Business

La Doña in San Francisco, in a Pandemic: 'It Feels Good to Have Autonomy'

La Doña
Thalia Gochez

La Doña

"I feel very hopeful and excited about the prospect of working with a label or a company that can service a diverse project like mine."

Emerging Mexican-American femmetón singer-songwriter La Doña's new album, Algo Nuevo, dropped March 2020 via Human Re Sources just as the coronavirus pandemic intensified in the U.S. Concerts, festivals and other large gatherings across the country were canceled, including her planned South by Southwest debut, interrupting her early career momentum.

As part of Billboard’s efforts to best cover the coronavirus pandemic and its impacts on the music industry, we have been speaking with La Doña -- whose real name is Cecilia Cassandra Peña-Govea -- to chronicle her experience throughout the crisis. (Read the previous installment here and see the full series here.)

Has anything changed for you in the past few weeks?

Well, after dropping my new song "Setas y Ceros" in April and filming a new music video for my upcoming single, I parted ways with my distributor. Since then, I’ve been meeting and talking with different labels and potential managers. At first it was really scary because I had high hopes for where I was at but now I feel very hopeful and excited about the prospect of working with a label or a company that can service a diverse project like mine. Everything is just pretty much wide open at this point.

Is that why you paused the release of your new ranchera song that was supposed to drop earlier this month?

Yeah, I’m going to wait until I find a new home just because it is very special to me since it's my first regional Mexican track. I want to give it the roll out that it deserves but if I find that it’s taking too long to negotiate then I’ll just put it out on my own. I want to get on with it and release music that I care about and put music out for the fans.

This situation with your distributor is happening just as everything seems to start opening again with in-person concerts and festivals being announced for the summer/fall. How does that make you feel? 

I needed everything in place because I wanted to release my material so that I can start performing it for these festivals coming up. I can’t really be doing negotiations and interviews and doing meetings like these when I’m in the middle of also planning performances. It's just bad timing.

But even then you're still booking shows. You have your first in-person show coming up at the Outloud Raising Voices Fest in L.A. next month. 

Yes and it's super exciting. You know performance is the part of this industry that I actually do love and value so much.

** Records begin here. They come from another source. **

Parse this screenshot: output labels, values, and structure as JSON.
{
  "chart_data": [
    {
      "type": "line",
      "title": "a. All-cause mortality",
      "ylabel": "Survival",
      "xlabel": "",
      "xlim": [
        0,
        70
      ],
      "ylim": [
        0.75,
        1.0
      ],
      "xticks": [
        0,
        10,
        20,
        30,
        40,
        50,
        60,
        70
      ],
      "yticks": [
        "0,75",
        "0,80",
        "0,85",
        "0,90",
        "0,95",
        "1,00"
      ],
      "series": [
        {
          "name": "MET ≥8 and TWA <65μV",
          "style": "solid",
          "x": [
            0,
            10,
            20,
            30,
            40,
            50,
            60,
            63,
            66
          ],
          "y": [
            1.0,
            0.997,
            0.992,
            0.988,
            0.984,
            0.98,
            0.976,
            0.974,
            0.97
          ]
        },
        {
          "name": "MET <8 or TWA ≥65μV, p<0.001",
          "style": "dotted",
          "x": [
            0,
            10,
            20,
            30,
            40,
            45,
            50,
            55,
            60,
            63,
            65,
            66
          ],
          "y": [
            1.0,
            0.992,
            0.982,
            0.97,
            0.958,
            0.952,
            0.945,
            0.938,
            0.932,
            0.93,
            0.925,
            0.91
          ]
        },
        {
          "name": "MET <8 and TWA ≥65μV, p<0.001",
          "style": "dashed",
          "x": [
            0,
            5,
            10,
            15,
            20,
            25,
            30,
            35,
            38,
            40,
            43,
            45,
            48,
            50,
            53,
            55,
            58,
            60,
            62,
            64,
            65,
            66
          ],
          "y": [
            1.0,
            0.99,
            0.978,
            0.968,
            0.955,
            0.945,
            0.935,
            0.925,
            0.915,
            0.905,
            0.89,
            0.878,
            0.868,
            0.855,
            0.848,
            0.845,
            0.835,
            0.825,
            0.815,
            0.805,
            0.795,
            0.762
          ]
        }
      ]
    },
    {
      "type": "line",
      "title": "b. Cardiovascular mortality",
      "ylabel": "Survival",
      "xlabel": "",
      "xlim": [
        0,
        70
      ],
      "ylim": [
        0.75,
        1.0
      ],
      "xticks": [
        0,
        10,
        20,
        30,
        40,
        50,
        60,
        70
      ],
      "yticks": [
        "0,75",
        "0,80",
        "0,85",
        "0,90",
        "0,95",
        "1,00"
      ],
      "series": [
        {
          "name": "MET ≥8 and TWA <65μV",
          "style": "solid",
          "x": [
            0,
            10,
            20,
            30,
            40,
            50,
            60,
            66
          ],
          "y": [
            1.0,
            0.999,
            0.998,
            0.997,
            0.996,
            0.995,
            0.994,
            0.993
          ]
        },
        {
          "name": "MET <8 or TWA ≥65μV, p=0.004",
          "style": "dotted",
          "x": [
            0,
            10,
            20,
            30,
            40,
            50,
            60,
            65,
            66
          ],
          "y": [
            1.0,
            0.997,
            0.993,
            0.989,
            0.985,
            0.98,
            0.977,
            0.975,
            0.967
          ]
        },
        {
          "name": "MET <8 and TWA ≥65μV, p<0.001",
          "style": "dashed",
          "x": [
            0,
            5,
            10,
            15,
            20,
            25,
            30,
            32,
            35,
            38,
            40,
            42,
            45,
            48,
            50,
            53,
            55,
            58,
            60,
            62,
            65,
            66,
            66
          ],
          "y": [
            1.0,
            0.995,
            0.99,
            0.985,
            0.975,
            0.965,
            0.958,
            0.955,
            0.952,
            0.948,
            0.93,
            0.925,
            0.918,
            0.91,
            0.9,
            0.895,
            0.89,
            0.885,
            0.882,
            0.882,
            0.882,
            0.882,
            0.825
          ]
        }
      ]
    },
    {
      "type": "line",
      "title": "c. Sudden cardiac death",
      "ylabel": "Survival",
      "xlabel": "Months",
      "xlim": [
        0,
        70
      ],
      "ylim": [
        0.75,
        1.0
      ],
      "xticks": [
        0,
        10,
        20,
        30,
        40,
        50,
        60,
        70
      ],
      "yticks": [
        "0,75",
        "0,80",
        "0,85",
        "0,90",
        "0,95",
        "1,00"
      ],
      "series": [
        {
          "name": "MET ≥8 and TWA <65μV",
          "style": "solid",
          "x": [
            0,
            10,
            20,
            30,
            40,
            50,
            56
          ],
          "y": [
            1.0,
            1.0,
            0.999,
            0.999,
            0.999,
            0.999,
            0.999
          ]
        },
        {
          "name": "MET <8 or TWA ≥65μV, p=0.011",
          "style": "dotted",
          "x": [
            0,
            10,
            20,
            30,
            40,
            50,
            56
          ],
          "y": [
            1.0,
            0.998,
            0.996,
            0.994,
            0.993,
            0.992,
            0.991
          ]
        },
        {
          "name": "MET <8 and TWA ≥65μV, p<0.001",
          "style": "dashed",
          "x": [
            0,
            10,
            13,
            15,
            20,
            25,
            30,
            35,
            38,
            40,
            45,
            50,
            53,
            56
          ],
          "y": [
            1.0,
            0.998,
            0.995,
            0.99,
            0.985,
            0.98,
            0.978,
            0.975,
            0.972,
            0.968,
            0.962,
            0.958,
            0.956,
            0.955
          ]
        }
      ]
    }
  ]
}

I think that it’s going to be a short set and I’ll be able to bring out my friend San Cha for a duet because it is for PRIDE so I want to support and represent queer brown folks in the best way that I can. Despite everything that's going on, I'm inspired by having to embark on this journey again and talk to labels and see who might be the best fit. This time around, I know it’s completely my choice and it’s not that I have a manager who is encouraging me to go in one direction. This is all my choice so it feels good to have autonomy.

What are some lessons learned from having to navigate this on your own at this stage in the pandemic?

There’s a couple of big lessons learned. I've learned that while you’re creating your time don’t rush it and don’t rush into certain situations. It’s something that I’ve known but I’ve had to come back to learning in the past couple of weeks. And I have to constantly remind myself that I have the juice. I’m the one with the music and with the ear so I don’t need to sell myself short. Of course I need help on this journey but I don’t need to rush into anything that isn’t right for me. I can always say this isn’t working and find a different way. Considering that I work with integrity and work really hard.